Variantes et extensions
Plusieurs variantes de ResNet ont été développées pour améliorer les performances ou l'efficacité. La variante dite « pré-activation » déplace les fonctions d'activation avant les couches de poids, ce qui améliore la régularisation et permet des réseaux encore plus profonds. La variante « Wide ResNet » augmente le nombre de canaux dans chaque bloc, échangeant la profondeur contre la largeur pour obtenir de meilleures performances avec moins de couches. ResNeXt introduit une dimension de cardinalité, utilisant des branches parallèles au sein de chaque bloc pour augmenter la puissance de représentation sans augmenter la profondeur.

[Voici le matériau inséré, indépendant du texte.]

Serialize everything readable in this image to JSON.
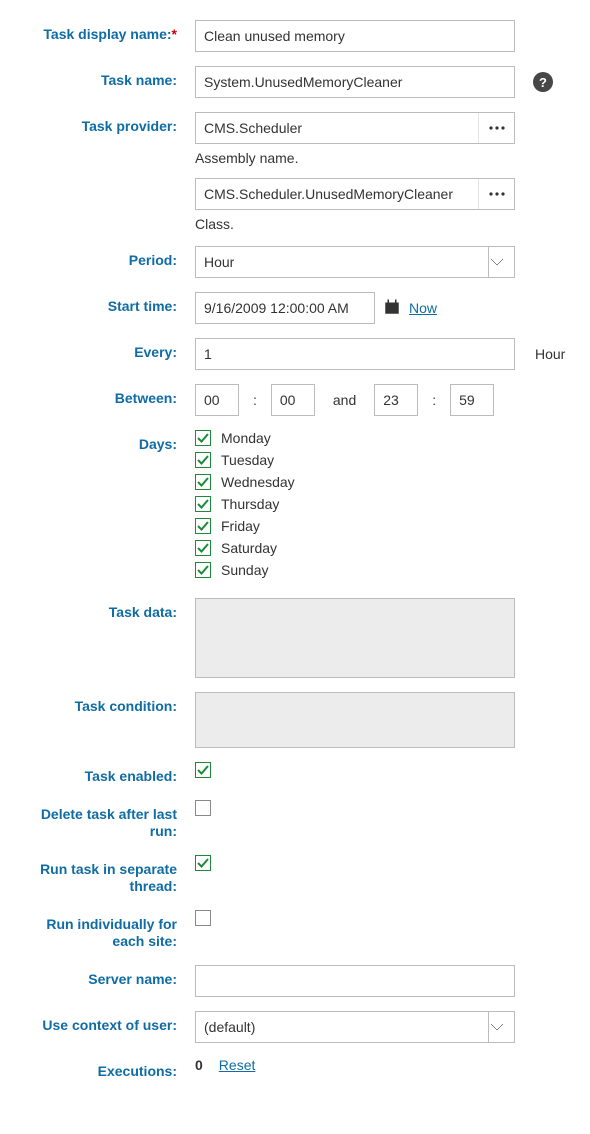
{
  "labels": {
    "task_display_name": "Task display name:",
    "task_name": "Task name:",
    "task_provider": "Task provider:",
    "assembly_name_helper": "Assembly name.",
    "class_helper": "Class.",
    "period": "Period:",
    "start_time": "Start time:",
    "every": "Every:",
    "between": "Between:",
    "days": "Days:",
    "task_data": "Task data:",
    "task_condition": "Task condition:",
    "task_enabled": "Task enabled:",
    "delete_after_last_run": "Delete task after last run:",
    "run_separate_thread": "Run task in separate thread:",
    "run_individually": "Run individually for each site:",
    "server_name": "Server name:",
    "use_context_of_user": "Use context of user:",
    "executions": "Executions:",
    "now": "Now",
    "reset": "Reset",
    "and": "and",
    "required_mark": "*"
  },
  "values": {
    "task_display_name": "Clean unused memory",
    "task_name": "System.UnusedMemoryCleaner",
    "assembly": "CMS.Scheduler",
    "class": "CMS.Scheduler.UnusedMemoryCleaner",
    "period": "Hour",
    "start_time": "9/16/2009 12:00:00 AM",
    "every": "1",
    "every_unit": "Hour",
    "between_from_h": "00",
    "between_from_m": "00",
    "between_to_h": "23",
    "between_to_m": "59",
    "task_data": "",
    "task_condition": "",
    "task_enabled": true,
    "delete_after_last_run": false,
    "run_separate_thread": true,
    "run_individually": false,
    "server_name": "",
    "use_context_of_user": "(default)",
    "executions": "0"
  },
  "days": [
    {
      "label": "Monday",
      "checked": true
    },
    {
      "label": "Tuesday",
      "checked": true
    },
    {
      "label": "Wednesday",
      "checked": true
    },
    {
      "label": "Thursday",
      "checked": true
    },
    {
      "label": "Friday",
      "checked": true
    },
    {
      "label": "Saturday",
      "checked": true
    },
    {
      "label": "Sunday",
      "checked": true
    }
  ]
}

D'autres extensions incluent DenseNet, qui connecte chaque couche à toutes les couches suivantes dans un bloc, et ResNet avec profondeur stochastique, qui supprime aléatoirement des couches pendant l'entraînement pour régulariser le modèle. Ces variantes ont repoussé les limites de ce qui est possible avec l'apprentissage profond résiduel.
Applications
ResNet a été appliqué à un large éventail de tâches au-delà de la reconnaissance d'images, notamment la détection d'objets, la segmentation sémantique et l'analyse vidéo. Il est également utilisé en imagerie médicale, pour la conduite autonome et dans les systèmes de reconnaissance faciale. La polyvalence et la robustesse de l'architecture en ont fait un choix par défaut pour de nombreuses applications de vision par ordinateur.
De plus, le principe de la connexion résiduelle a été adopté dans d'autres domaines, comme le traitement du langage naturel et l'apprentissage par renforcement. Par exemple, les transformeurs s'appuient sur des connexions résiduelles pour entraîner des réseaux profonds pour la compréhension et la génération de langage, comme on le voit dans les modèles GPT d'OpenAI et les modèles d'Anthropic. L'influence de ResNet est ainsi omniprésente dans le domaine de l'intelligence artificielle.